Strangled!

You found me all alone beneath the canopy
Pumping twenty bucks into my Ford
You looked like something dredged up from a strip mine,
all mud and bone, quickly coming forward
I went on in my very best Midwestern,
“Hey, you doin’ alright there, guy?”
You were screamin’ like an El Camino’s engine
come right at me, so I jabbed you in the eye.
It didn’t really do what I was hoping,
I felt your fists go straight into my brain,
and before I even got the spit off my tongue,
I started slipping down a long and slender drain.
I’ve always had strong notions about living,
but hands around my neck are a bit stronger
and I’ve never really felt as alive as in this moment,
and I hope I can just live a little longer-

The Guiltless Man

Between the moment his head hit the pillow and
the dew sneaking across the willows,
the faintest finger of god surged down
to smudge every past-dwelling lens.

Sweeter than cyanide, sweeter than lead,
he arose as a fungus erupts from the dead
no longer concerned with the churning earth
under three tall pines in the Fairfield park,
where last he left eyes as cold as mother’s
and an alphabetized list of all the others.

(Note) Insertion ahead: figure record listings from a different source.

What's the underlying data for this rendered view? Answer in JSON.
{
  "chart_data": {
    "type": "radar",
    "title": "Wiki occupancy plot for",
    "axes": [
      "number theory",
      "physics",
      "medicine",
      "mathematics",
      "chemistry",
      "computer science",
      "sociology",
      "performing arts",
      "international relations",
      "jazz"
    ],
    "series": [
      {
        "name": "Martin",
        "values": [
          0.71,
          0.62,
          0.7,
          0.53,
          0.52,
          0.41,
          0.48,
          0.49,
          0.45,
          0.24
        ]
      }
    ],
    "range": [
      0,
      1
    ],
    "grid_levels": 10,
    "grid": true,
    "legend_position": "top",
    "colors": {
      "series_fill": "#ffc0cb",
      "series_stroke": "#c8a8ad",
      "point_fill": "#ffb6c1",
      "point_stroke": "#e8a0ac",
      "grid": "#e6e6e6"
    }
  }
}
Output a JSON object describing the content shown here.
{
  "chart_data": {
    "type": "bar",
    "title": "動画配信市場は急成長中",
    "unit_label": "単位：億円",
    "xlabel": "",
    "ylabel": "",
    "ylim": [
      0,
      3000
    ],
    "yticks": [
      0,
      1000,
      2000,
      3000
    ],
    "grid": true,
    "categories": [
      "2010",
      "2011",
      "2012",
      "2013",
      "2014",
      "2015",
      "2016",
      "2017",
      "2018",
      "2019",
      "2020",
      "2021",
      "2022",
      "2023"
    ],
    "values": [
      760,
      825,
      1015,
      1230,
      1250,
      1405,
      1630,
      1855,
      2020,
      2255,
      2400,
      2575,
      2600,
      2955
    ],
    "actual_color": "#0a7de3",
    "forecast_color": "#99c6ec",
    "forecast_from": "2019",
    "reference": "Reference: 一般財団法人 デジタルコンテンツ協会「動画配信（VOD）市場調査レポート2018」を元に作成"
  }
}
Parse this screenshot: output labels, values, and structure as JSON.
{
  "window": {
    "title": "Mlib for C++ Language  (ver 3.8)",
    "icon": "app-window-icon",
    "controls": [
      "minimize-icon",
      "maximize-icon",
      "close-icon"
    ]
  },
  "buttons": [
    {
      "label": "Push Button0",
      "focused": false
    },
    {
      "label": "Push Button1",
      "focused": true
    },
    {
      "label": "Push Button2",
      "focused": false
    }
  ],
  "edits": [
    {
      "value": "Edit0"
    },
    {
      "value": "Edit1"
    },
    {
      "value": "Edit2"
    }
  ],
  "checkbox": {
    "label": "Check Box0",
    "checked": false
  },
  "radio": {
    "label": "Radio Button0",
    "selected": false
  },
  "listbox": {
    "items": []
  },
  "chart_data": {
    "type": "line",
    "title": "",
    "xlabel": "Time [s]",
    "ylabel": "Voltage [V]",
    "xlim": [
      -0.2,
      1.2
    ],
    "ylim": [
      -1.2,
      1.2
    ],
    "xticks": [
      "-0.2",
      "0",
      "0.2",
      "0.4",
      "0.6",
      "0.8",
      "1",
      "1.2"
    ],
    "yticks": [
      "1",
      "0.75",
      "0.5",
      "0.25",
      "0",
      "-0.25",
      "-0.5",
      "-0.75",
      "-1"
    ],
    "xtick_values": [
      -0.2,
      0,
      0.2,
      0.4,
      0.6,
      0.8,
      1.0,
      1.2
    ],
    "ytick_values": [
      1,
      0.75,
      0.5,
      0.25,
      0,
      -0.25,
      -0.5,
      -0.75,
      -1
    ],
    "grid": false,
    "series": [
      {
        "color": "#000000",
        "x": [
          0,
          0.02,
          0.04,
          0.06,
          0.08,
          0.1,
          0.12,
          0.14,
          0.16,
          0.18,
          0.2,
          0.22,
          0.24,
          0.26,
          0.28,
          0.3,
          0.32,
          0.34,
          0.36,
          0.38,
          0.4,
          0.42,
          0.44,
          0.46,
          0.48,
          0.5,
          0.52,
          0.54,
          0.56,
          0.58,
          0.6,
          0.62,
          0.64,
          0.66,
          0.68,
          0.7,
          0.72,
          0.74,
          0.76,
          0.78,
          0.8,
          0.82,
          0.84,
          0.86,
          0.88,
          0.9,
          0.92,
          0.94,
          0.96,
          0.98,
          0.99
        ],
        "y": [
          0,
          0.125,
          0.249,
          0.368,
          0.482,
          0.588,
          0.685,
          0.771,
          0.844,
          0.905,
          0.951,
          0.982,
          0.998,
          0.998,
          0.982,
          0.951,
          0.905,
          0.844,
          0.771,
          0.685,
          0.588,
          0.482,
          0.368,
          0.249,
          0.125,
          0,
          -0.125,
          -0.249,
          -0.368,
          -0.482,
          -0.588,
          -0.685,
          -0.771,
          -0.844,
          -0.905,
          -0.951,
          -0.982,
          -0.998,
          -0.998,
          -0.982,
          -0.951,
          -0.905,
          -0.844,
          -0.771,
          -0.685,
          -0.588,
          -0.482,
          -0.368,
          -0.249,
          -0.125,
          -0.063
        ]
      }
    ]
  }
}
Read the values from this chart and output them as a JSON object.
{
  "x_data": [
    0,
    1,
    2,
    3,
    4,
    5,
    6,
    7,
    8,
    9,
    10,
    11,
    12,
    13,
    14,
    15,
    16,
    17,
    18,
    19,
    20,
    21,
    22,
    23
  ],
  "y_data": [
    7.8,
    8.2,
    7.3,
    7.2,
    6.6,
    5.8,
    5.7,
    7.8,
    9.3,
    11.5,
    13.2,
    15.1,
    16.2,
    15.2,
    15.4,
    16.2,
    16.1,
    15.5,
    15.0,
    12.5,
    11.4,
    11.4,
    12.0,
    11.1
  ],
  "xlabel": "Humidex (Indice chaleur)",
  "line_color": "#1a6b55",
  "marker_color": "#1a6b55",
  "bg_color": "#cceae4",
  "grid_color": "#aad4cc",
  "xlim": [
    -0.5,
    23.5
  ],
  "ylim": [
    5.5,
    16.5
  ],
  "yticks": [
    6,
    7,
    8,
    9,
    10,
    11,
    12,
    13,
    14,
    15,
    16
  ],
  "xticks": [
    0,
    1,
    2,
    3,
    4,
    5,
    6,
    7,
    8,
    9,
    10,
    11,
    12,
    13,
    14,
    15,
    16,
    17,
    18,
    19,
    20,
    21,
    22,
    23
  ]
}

He kept his course to the gates of Hell
and the grocers and clerks could never tell
the truth of him, but all the same,
a guiltless man brings guiltless pain.

 

Dwelling long, dwelling long

It is easy to forget that wine is a poison
and hard to pinpoint the truth in the lie
I was unforgivable during the best of times
and the best of times have all passed by.

I have checked and reviewed your arithmetic
and agree, our hate is mathematically sound,
if by chance we should meet in the hallways
I would scream. But I ache to be found.

It Is Good To Walk In Pairs

We head for the river around midnight.
Park’s closed by then, but rangers sleep too.
We walk with the rushing step of youth
and it’s just me, and it’s just you,
and we speak with extinct exclamations,
laughing at the sour things crouched in the past,
And our meanings would be worthless in a moment,
waiting for the sun to rise at last.

There are things that men will only say in private,
and only after shared heaps of grime,
there are seconds that slip into the cracks of a soul
and emerge at the necessary time.

Actions in Repetition

My nightmares are actions in repetition.
My nightmares are actions in repetition.
clasping and unclasping my hands
and repeating the process, over,
and over,
until the screams sprout sore from my throat.
The firing of rifles that never cease and
spray wildly downrange, fast then faster
until the report is a steady drone.
falling until the fright has left me,
falling through boredom,
figuring impossible equations as I fall,
finding solutions and forgetting them and
starting anew.
My nightmares are actions in repetition,
but I always wake.

Parents

They read books for their children, and never read for themselves,
so when the kids outgrew them, what was left to do?
I suppose prescription painkillers and
cups of clean, cheap gin, are
a substitute for purpose.

Mom took another part-time job, just to get away from the house,
but the house got jealous. He always gets jealous.
And the hate in his heart was sharp enough to slash her tires
and dredge a gun up from the baseboards.
Four county officers came, and the house was emptier.

One son was doing engineering for a firm out of town,
and the other sold cars down the street,
and when their great aunt asked them when they’d be having
children of their own, they laughed and thought –
With parents like these, who needs children?

Loving The Battlefield

Your necklace gleams in moonlight like the silver-barbed wire,
Machineguns trained at my chest, all threatening to fire,
it’s lucky I’m a fool. It’s blessed to be a fool.
I charge right in at you, over trenches and the guns,
The mortars strike my balance – there’s no way left to run,
And there’s nothing left of me when the roar is done.

Maybe you’ll find someone fit for digging out the mines,
to dig up bombs for a hundred years,
Or  they step on one, and die,
And I wonder if the brain and eyes behind the guns
think of that young man, who charged in so bravely,
so dumbly led to slaughter, do they think of me and wonder?